Yüzüğü göstermek gereksizdi
Haftanın gündemlerinden biri de Mehmet Dinçerler’in Hadise’ye taktığı 40 bin dolarlık nişan yüzüğüydü. Mahkeme kayıtlarına girdi, aileyi böldü, Dinçerler’e sosyal medya hesabını askıya aldırttı. N’apsınlar o yüzüğü?
◊ Ömür Gedik: Ünlü biriyle beraber ve göz önünde olunca hayat eskisi gibi ve çok da sakin olmayabiliyor. Mehmet’in başına gelen de bu. Kendisi ve ailesiyle ilgili bütün bilinmeyenler ortalığa döküldü. “Keşke o yüzüğü hiç almasaydım ya da böyle göstermeseydik” demiştir herhalde.
◊ Onur Baştürk: Yüzüğü göstermeleri bir tuhaftı zaten.
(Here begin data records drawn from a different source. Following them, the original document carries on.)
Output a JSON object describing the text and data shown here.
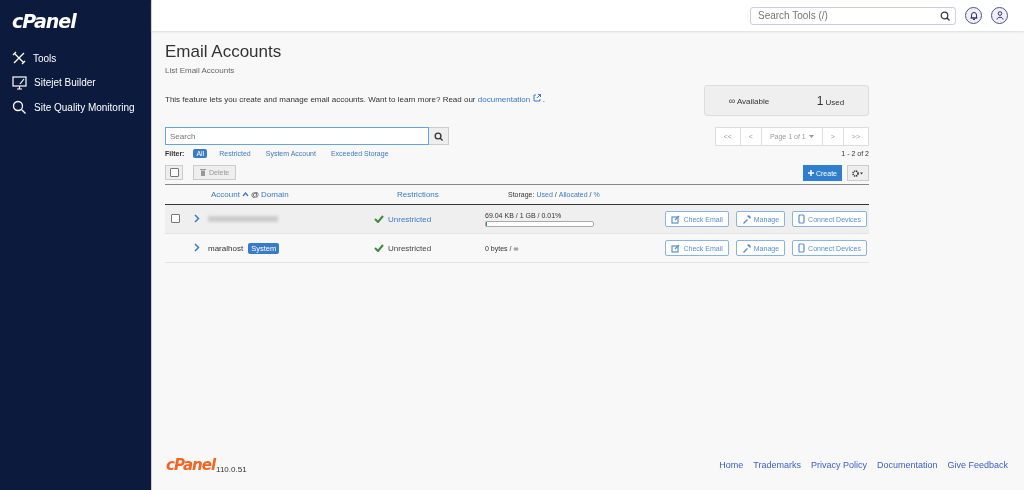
{
  "sidebar": {
    "logo": "cPanel",
    "items": [
      {
        "label": "Tools"
      },
      {
        "label": "Sitejet Builder"
      },
      {
        "label": "Site Quality Monitoring"
      }
    ]
  },
  "topbar": {
    "search": {
      "placeholder": "Search Tools (/)"
    }
  },
  "page": {
    "title": "Email Accounts",
    "subtitle": "List Email Accounts",
    "intro": "This feature lets you create and manage email accounts. Want to learn more? Read our",
    "intro_link": "documentation",
    "intro_end": ".",
    "stats": {
      "infinity": "∞",
      "available": "Available",
      "used_count": "1",
      "used": "Used"
    },
    "search": {
      "placeholder": "Search"
    },
    "filter_label": "Filter:",
    "filters": [
      {
        "label": "All",
        "selected": true
      },
      {
        "label": "Restricted",
        "selected": false
      },
      {
        "label": "System Account",
        "selected": false
      },
      {
        "label": "Exceeded Storage",
        "selected": false
      }
    ],
    "pagination": {
      "first": "<<",
      "prev": "<",
      "page": "Page 1 of 1",
      "next": ">",
      "last": ">>",
      "range": "1 - 2 of 2"
    },
    "select_all": {
      "checked": false
    },
    "delete": "Delete",
    "create": "Create",
    "columns": {
      "account": "Account",
      "at": "@",
      "domain": "Domain",
      "restrictions": "Restrictions",
      "storage": "Storage:",
      "used": "Used",
      "slash": "/",
      "allocated": "Allocated",
      "slash2": "/",
      "percent": "%"
    },
    "rows": [
      {
        "redacted": true,
        "checkbox": {
          "checked": false
        },
        "restriction": "Unrestricted",
        "storage": "69.04 KB / 1 GB / 0.01%",
        "level": 0.0001,
        "highlighted": true,
        "actions": [
          "Check Email",
          "Manage",
          "Connect Devices"
        ]
      },
      {
        "account": "maralhost",
        "badge": "System",
        "restriction": "Unrestricted",
        "storage": "0 bytes / ∞",
        "highlighted": false,
        "actions": [
          "Check Email",
          "Manage",
          "Connect Devices"
        ]
      }
    ]
  },
  "footer": {
    "logo": "cPanel",
    "version": "110.0.51",
    "links": [
      "Home",
      "Trademarks",
      "Privacy Policy",
      "Documentation",
      "Give Feedback"
    ]
  }
}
Hoş değildi. Sanki bile bile yapılmış gibi. Olan Dinçerler’e oldu. Bugüne dek oluşturduğu algıyı yerle bir etti.
◊ Savaş Özbey: Yüzükle beraber paket halinde Gollum’u da almış gibiler. Bir an önce kurtulsunlar o uğursuz yüzükten.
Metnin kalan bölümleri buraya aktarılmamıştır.